Power consumption of my Sony and LG LCD TVs

A few months back I ordered and received a “Digital Utility AC Power Consumption Monitor and Timer” from DealExtreme (see my initial post here). I’ve now used it to briefly measure the power consumption of my two home LCD TVs.

Sony KDL40V4000

The KDL40V4000 is an LCD, V-series Bravia full HDTV. On the back plate the rating is “220-240V @ 225W”.

Power draw measured today with PMM2010 power meter under various use-cases:

Powered Off (completely, top switch)   0W
Powered Off (standby)                  15W
Powered On (no signal)                 38W
Powered On (Video from Foxtel iQ Menu) 78W
Powered On (TV from Foxtel iQ)         76-82W
Powered On (Live digital TV)           77-82W

When on and receiving video/TV feed, power seemed to drift upwards when showing brighter scenes. The actual power draw can be  a lot higher (up over 110W) if the room gets brighter — the TV’s ambient light sensor then causes the TV to compensate by brightening the on-screen image.

When switching channels or video modes, I would  see brief spikes of power consumption up to 100-110W  which would drop quickly (over 5 seconds) back down to the ranges specified above.

The standby power draw is odd. “Standby Power Consumption” should be < 0.3W according to the online specifications. The user guide clearly states that the green button on the remote control switches the TV between “On” and “Standby”.

Yet turning the TV to “Standby” using the remote control puts it in a mode where it draws 15W — a far cry from the claimed 0.3W standby power draw. For the last 4 years I’ve been leaving the TV in this ‘standby’ mode 24hrs a day whenever we weren’t watching anything!

The only way to get < 0.3W is to turn the unit completely off using the push button On/Off switch on the top of the TV. (In this mode, the TV no longer responds to the remote control and can only be turned back on with the same push button switch.)

I tried multiple sequences of on, standby and off and confirmed in each case that “standby” draws 15W while “real off” is required in order to have the power draw drop below 1W.

LG LCD TV, type 32LH35FD

My LG 32LH35FD is a 32″ ‘Full HD LCD TV with Built in HD Tuner‘. On the back plate the rating is “100-240V @ 1.1A”.

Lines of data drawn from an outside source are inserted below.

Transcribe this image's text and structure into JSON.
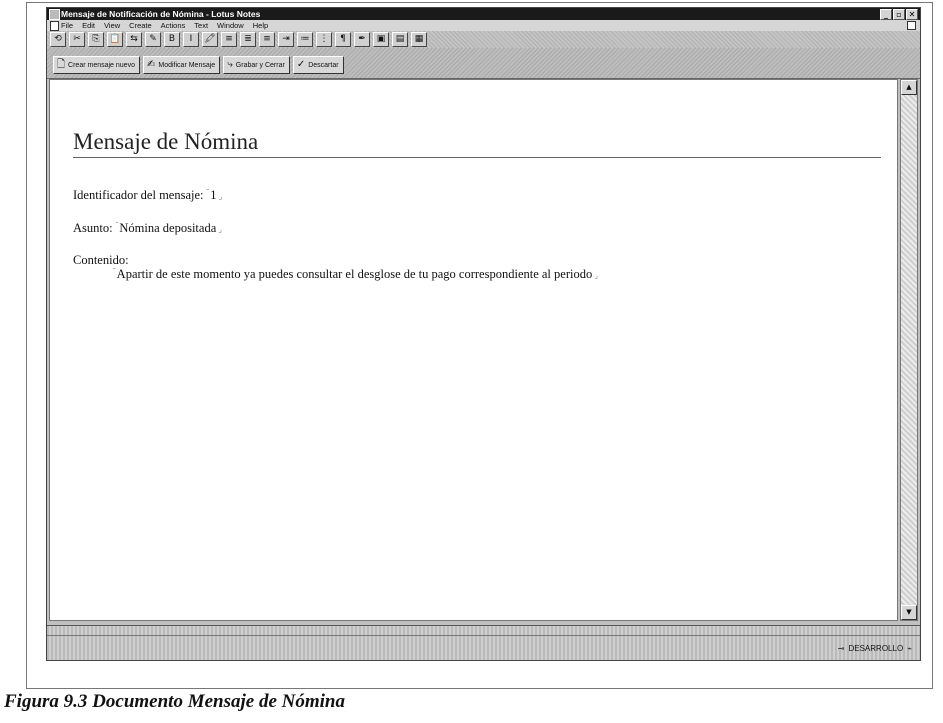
{
  "window": {
    "title": "Mensaje de Notificación de Nómina - Lotus Notes",
    "controls": [
      "_",
      "▫",
      "✕"
    ]
  },
  "menu": [
    "File",
    "Edit",
    "View",
    "Create",
    "Actions",
    "Text",
    "Window",
    "Help"
  ],
  "smarticons": [
    "⟲",
    "✂",
    "⎘",
    "📋",
    "⇆",
    "✎",
    "B",
    "I",
    "🖍",
    "≡",
    "≣",
    "≡",
    "⇥",
    "≔",
    "⋮",
    "¶",
    "✒",
    "▣",
    "▤",
    "▦"
  ],
  "action_bar": {
    "buttons": [
      {
        "label": "Crear mensaje nuevo",
        "icon": "new-document-icon"
      },
      {
        "label": "Modificar Mensaje",
        "icon": "edit-document-icon"
      },
      {
        "label": "Grabar y Cerrar",
        "icon": "save-icon"
      },
      {
        "label": "Descartar",
        "icon": "discard-icon"
      }
    ]
  },
  "document": {
    "title": "Mensaje de Nómina",
    "id_label": "Identificador del mensaje:",
    "id_value": "1",
    "subject_label": "Asunto:",
    "subject_value": "Nómina depositada",
    "content_label": "Contenido:",
    "content_value": "Apartir de este momento ya puedes consultar el desglose de tu pago correspondiente al periodo"
  },
  "status": {
    "server": "DESARROLLO"
  },
  "caption": "Figura 9.3 Documento Mensaje de Nómina"
}
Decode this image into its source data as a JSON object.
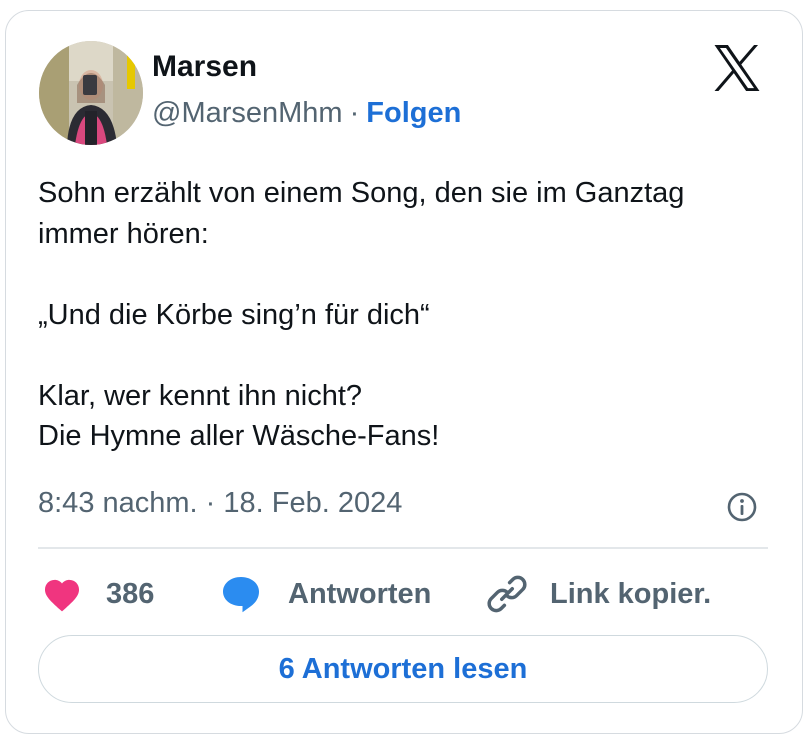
{
  "author": {
    "name": "Marsen",
    "handle": "@MarsenMhm",
    "separator": "·",
    "follow_label": "Folgen"
  },
  "tweet": {
    "lines": [
      "Sohn erzählt von einem Song, den sie im Ganztag",
      "immer hören:",
      "„Und die Körbe sing’n für dich“",
      "Klar, wer kennt ihn nicht?",
      "Die Hymne aller Wäsche-Fans!"
    ],
    "timestamp": "8:43 nachm. · 18. Feb. 2024"
  },
  "actions": {
    "like_count": "386",
    "reply_label": "Antworten",
    "copy_label": "Link kopier."
  },
  "read_replies_label": "6 Antworten lesen",
  "icons": {
    "brand": "x-logo-icon",
    "info": "info-icon",
    "like": "heart-icon",
    "reply": "speech-bubble-icon",
    "copy": "link-icon"
  },
  "colors": {
    "accent": "#1d6fd6",
    "heart": "#f0357f",
    "reply_bubble": "#2b8cf0",
    "secondary_text": "#536471",
    "border": "#d6dbe0"
  }
}
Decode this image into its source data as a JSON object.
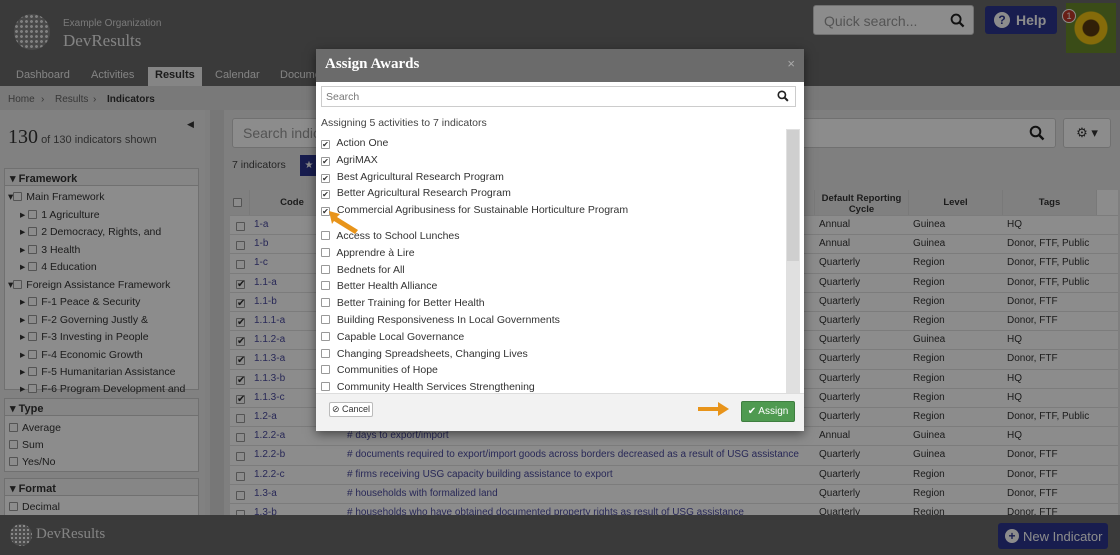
{
  "header": {
    "org": "Example Organization",
    "app": "DevResults",
    "quick_search_placeholder": "Quick search...",
    "help": "Help",
    "notifications": "1"
  },
  "nav": {
    "items": [
      "Dashboard",
      "Activities",
      "Results",
      "Calendar",
      "Docume"
    ],
    "active": "Results"
  },
  "breadcrumb": [
    "Home",
    "Results",
    "Indicators"
  ],
  "sidebar": {
    "count_big": "130",
    "count_text": "of 130 indicators shown",
    "framework_title": "Framework",
    "framework_items": [
      "Main Framework",
      "1 Agriculture",
      "2 Democracy, Rights, and",
      "3 Health",
      "4 Education",
      "Foreign Assistance Framework",
      "F-1 Peace & Security",
      "F-2 Governing Justly &",
      "F-3 Investing in People",
      "F-4 Economic Growth",
      "F-5 Humanitarian Assistance",
      "F-6 Program Development and"
    ],
    "type_title": "Type",
    "type_items": [
      "Average",
      "Sum",
      "Yes/No"
    ],
    "format_title": "Format",
    "format_items": [
      "Decimal"
    ]
  },
  "main": {
    "search_placeholder": "Search indic",
    "indicators_label": "7 indicators",
    "columns": [
      "Code",
      "Default Reporting Cycle",
      "Level",
      "Tags"
    ],
    "rows": [
      {
        "checked": false,
        "code": "1-a",
        "name": "",
        "cycle": "Annual",
        "level": "Guinea",
        "tags": "HQ"
      },
      {
        "checked": false,
        "code": "1-b",
        "name": "",
        "cycle": "Annual",
        "level": "Guinea",
        "tags": "Donor, FTF, Public"
      },
      {
        "checked": false,
        "code": "1-c",
        "name": "",
        "cycle": "Quarterly",
        "level": "Region",
        "tags": "Donor, FTF, Public"
      },
      {
        "checked": true,
        "code": "1.1-a",
        "name": "",
        "cycle": "Quarterly",
        "level": "Region",
        "tags": "Donor, FTF, Public"
      },
      {
        "checked": true,
        "code": "1.1-b",
        "name": "",
        "cycle": "Quarterly",
        "level": "Region",
        "tags": "Donor, FTF"
      },
      {
        "checked": true,
        "code": "1.1.1-a",
        "name": "",
        "cycle": "Quarterly",
        "level": "Region",
        "tags": "Donor, FTF"
      },
      {
        "checked": true,
        "code": "1.1.2-a",
        "name": "",
        "cycle": "Quarterly",
        "level": "Guinea",
        "tags": "HQ"
      },
      {
        "checked": true,
        "code": "1.1.3-a",
        "name": "",
        "cycle": "Quarterly",
        "level": "Region",
        "tags": "Donor, FTF"
      },
      {
        "checked": true,
        "code": "1.1.3-b",
        "name": "",
        "cycle": "Quarterly",
        "level": "Region",
        "tags": "HQ"
      },
      {
        "checked": true,
        "code": "1.1.3-c",
        "name": "",
        "cycle": "Quarterly",
        "level": "Region",
        "tags": "HQ"
      },
      {
        "checked": false,
        "code": "1.2-a",
        "name": "",
        "cycle": "Quarterly",
        "level": "Region",
        "tags": "Donor, FTF, Public"
      },
      {
        "checked": false,
        "code": "1.2.2-a",
        "name": "# days to export/import",
        "cycle": "Annual",
        "level": "Guinea",
        "tags": "HQ"
      },
      {
        "checked": false,
        "code": "1.2.2-b",
        "name": "# documents required to export/import goods across borders decreased as a result of USG assistance",
        "cycle": "Quarterly",
        "level": "Guinea",
        "tags": "Donor, FTF"
      },
      {
        "checked": false,
        "code": "1.2.2-c",
        "name": "# firms receiving USG capacity building assistance to export",
        "cycle": "Quarterly",
        "level": "Region",
        "tags": "Donor, FTF"
      },
      {
        "checked": false,
        "code": "1.3-a",
        "name": "# households with formalized land",
        "cycle": "Quarterly",
        "level": "Region",
        "tags": "Donor, FTF"
      },
      {
        "checked": false,
        "code": "1.3-b",
        "name": "# households who have obtained documented property rights as result of USG assistance",
        "cycle": "Quarterly",
        "level": "Region",
        "tags": "Donor, FTF"
      }
    ]
  },
  "footer": {
    "app": "DevResults",
    "new_indicator": "New Indicator"
  },
  "modal": {
    "title": "Assign Awards",
    "close": "×",
    "search_placeholder": "Search",
    "assigning_text": "Assigning 5 activities to 7 indicators",
    "activities": [
      {
        "label": "Action One",
        "checked": true
      },
      {
        "label": "AgriMAX",
        "checked": true
      },
      {
        "label": "Best Agricultural Research Program",
        "checked": true
      },
      {
        "label": "Better Agricultural Research Program",
        "checked": true
      },
      {
        "label": "Commercial Agribusiness for Sustainable Horticulture Program",
        "checked": true
      },
      {
        "label": "Access to School Lunches",
        "checked": false
      },
      {
        "label": "Apprendre à Lire",
        "checked": false
      },
      {
        "label": "Bednets for All",
        "checked": false
      },
      {
        "label": "Better Health Alliance",
        "checked": false
      },
      {
        "label": "Better Training for Better Health",
        "checked": false
      },
      {
        "label": "Building Responsiveness In Local Governments",
        "checked": false
      },
      {
        "label": "Capable Local Governance",
        "checked": false
      },
      {
        "label": "Changing Spreadsheets, Changing Lives",
        "checked": false
      },
      {
        "label": "Communities of Hope",
        "checked": false
      },
      {
        "label": "Community Health Services Strengthening",
        "checked": false
      }
    ],
    "cancel": "Cancel",
    "assign": "Assign"
  },
  "colors": {
    "brand": "#2d3691",
    "assign": "#4f9a50",
    "header": "#6b6b6b",
    "highlight": "#e8941a"
  }
}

Power draw measured today with PMM2010 power meter under various use-cases:

Powered Off (standby)        0W
Powered On (no signal)       38W
Powered On (Live digital TV) 60W

The 60W power draw when on is with TV’s own “Power saving” feature set to “Minimum”. Set at “Maximum” with live TV, the power draw dropped to ~40W.

The preceding measurements are non-scientific, taken by hand a couple of times to get a ball-park sense of power draw from each TV. The two main outcomes — both TVs are in the ball-park of common incandescent globes when displaying live TV, and the Sony has an inexplicably high power draw when in “standby” mode.



  1. Excellent research. Why then does the back plate display 1.1A which is 1,100W when you did not consume even close as much?

  2. Thanks for the power data. I have been struggling to find what the difference between standby and the off button was on our Sony tv. It’s an easy decision to use the on/off button now..

  3. Same here! I tested my Sony today. Don’t like it!

  4. Did you measure the standby power soon after turning your TV off? I have a Sony KD55X9000B. Immediately after power off the standby power consumption is about 25W, but then after about 5 to 10 minutes is drops down to 0.2W. Perhaps your model is similar. I assume there is a cooling device (fan maybe) that runs for a while after power down.

  5. For the first person who stated 1.1 Amp was 1,100 watts that is incorrect 1.1 amps is only 132 watts if you would divide 120 volts into 132 watts you would then get 1.1 amps to get amperage you divide voltage into wattage to get amps most appliance operate on 120 volts however in European Countries standard voltage is 208 to 240 therefore the amperage then would only be .55amps for the same appliance.